Par ailleurs, même à la relecture, j'ai du mal à bien comprendre la phrase de Jean-Marc : /Le "desouche standard" est peut être plus éloigné de ce que fut Grignan que ne l'est en définitive le maghrébin./

Mais sans doute dois-je apprendre moi aussi à "déconstruire" mon racisme latent et je vais commander sans attendre le dernier livre de Thuram.
30 décembre 2009, 11:16   Eloignement
Bien cher Jlchambon,

Point n'est besoin de relire Thuram ni de chercher midi à quatorze heures, ni de déconstruire votre racisme latent.

Il se trouve que, d'après le rapport que nous en fait Francis, ce maghrébin-là connaît son sujet, connaît Grignan et sait en parler, d'une manière qui paraît peut être agaçante, mais il s'est appliqué et a cherché à savoir.

Prenons maintenant le cas d'un jeune (Provençal ? Dauphinois ? que doit-on dire pour Grignan ?). Nourri aux dessins animés, abruti par les Pokémon, il ne doit rien savoir ni de Grignan, ni de la marquise. Il en a peut-être entendu parler, mais elle doit être, dans son esprit, une Garde des sceaux du Général de Gaulle, autre personnage de l'antiquité. Je le nommerai le desouche standard.

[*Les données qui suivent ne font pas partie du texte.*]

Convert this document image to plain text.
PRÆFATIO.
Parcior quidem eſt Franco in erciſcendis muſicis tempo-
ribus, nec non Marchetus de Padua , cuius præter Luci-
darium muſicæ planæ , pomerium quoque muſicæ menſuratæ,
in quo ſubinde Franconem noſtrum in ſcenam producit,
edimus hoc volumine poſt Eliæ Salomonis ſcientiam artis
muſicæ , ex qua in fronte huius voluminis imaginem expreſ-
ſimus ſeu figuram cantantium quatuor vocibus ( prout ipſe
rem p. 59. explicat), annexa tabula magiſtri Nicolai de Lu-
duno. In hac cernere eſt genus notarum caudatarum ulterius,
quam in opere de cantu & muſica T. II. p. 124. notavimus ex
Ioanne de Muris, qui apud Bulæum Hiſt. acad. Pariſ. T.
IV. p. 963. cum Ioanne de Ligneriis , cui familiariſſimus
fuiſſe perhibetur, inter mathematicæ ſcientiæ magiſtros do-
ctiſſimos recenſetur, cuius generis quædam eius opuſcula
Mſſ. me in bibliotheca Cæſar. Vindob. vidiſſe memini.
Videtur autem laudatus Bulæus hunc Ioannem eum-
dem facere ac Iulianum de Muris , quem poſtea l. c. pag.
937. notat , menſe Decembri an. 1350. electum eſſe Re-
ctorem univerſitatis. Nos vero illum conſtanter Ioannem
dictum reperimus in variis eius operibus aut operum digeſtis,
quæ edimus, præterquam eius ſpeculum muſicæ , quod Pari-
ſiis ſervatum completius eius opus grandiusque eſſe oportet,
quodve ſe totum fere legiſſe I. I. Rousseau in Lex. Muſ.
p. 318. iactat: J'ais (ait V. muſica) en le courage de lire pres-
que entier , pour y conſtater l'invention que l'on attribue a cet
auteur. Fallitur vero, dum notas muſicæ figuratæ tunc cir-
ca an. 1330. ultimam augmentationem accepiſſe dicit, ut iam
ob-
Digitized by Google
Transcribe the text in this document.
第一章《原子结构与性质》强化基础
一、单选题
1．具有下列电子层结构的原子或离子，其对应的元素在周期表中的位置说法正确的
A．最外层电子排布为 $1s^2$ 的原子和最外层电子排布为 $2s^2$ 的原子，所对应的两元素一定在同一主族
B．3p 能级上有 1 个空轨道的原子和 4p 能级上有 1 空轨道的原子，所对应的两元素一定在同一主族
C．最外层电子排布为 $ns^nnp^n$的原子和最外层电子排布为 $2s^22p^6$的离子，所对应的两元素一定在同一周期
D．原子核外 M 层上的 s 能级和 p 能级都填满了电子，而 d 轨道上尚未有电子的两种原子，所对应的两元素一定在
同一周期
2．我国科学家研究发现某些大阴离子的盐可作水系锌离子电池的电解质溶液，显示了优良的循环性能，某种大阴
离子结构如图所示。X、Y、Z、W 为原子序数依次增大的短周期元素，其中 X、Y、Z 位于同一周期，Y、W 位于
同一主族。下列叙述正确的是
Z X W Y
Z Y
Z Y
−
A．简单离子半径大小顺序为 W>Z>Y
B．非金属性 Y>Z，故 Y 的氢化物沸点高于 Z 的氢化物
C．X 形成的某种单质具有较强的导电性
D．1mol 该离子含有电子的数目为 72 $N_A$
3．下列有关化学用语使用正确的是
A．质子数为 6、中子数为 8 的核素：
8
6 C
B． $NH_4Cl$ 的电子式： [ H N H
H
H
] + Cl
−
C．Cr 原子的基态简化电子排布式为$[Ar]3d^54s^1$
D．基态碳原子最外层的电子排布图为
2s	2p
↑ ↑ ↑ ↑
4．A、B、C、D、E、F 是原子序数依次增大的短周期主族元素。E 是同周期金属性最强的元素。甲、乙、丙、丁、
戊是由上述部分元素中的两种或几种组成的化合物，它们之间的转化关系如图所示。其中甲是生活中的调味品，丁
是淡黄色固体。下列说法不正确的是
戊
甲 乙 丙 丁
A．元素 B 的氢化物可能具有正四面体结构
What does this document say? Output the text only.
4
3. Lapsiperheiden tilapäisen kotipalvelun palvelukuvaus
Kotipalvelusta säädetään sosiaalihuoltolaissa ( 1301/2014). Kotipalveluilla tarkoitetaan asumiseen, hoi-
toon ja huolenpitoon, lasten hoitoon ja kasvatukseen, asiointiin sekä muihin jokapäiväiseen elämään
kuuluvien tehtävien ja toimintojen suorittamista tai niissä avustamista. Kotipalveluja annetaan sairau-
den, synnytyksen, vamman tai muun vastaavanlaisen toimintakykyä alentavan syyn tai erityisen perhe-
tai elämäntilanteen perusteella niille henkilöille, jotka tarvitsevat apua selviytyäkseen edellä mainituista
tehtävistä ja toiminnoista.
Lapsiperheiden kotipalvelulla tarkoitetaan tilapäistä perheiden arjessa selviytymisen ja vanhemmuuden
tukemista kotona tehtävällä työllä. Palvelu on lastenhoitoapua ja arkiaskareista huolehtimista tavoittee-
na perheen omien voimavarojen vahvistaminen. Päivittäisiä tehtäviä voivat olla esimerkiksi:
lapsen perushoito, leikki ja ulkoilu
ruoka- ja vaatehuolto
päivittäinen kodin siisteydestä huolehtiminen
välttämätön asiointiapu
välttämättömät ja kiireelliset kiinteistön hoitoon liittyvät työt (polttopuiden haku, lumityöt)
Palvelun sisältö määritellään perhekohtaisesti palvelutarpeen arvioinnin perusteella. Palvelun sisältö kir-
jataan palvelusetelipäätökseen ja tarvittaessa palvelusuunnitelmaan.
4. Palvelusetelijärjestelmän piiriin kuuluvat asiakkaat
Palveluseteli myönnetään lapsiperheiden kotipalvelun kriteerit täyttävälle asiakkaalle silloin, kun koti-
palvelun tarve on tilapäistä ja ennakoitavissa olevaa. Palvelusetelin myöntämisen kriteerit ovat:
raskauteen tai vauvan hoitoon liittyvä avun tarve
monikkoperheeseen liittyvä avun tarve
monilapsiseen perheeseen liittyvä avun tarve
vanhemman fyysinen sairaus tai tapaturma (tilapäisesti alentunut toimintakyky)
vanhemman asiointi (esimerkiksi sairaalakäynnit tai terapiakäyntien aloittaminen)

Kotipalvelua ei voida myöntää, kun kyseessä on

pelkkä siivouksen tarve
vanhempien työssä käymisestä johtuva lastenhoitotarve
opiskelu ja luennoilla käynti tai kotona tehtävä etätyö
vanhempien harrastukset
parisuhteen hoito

C'est en cela que le maghrébin en cause est plus proche de Mme de Sévigné que le desouche, car le maghrébin en question s'est élevé, et le desouche a végété.
Pour Grignan, le terme un peu pompeux de /Drôme provençale/ semble s'imposer aujourd'hui.
Je comprends mieux votre première réponse, lorsque s'y ajoute la notion d'évolution temporelle : dans les années 1970, j'ai effectué ma première visite de Grignan dans le cadre du cours moyen deuxième année dirigé par mon institutrice de mère et j'avais fait à cette occasion la connaissance d'un guide /desouche du coin/ qui m'avait impressionné au plus haut point et donné envie de lire Mme de Sévigné.
30 décembre 2009, 11:41   Re : Eloignement
Merci Jean-Marc. Vous me reposez, comme la main secourante qui vient pousser dans le dos, ou sous la selle, le cycliste vers le bout du col, le cycliste à bout.
30 décembre 2009, 16:39   Re : Le Divers du Château de Grignan
J'ai horreur des poussettes et des visites guidées; pour moi, la diversité, c'est des huîtres de Marenne, des moules, des bulots, des crevettes, des praires et des palourdes, avec des coques et des chapeaux chinois; un sylvaner et basta!
Nourri aux dessins animés, abruti par les Pokémon, il ne doit rien savoir ni de Grignan, ni de la marquise.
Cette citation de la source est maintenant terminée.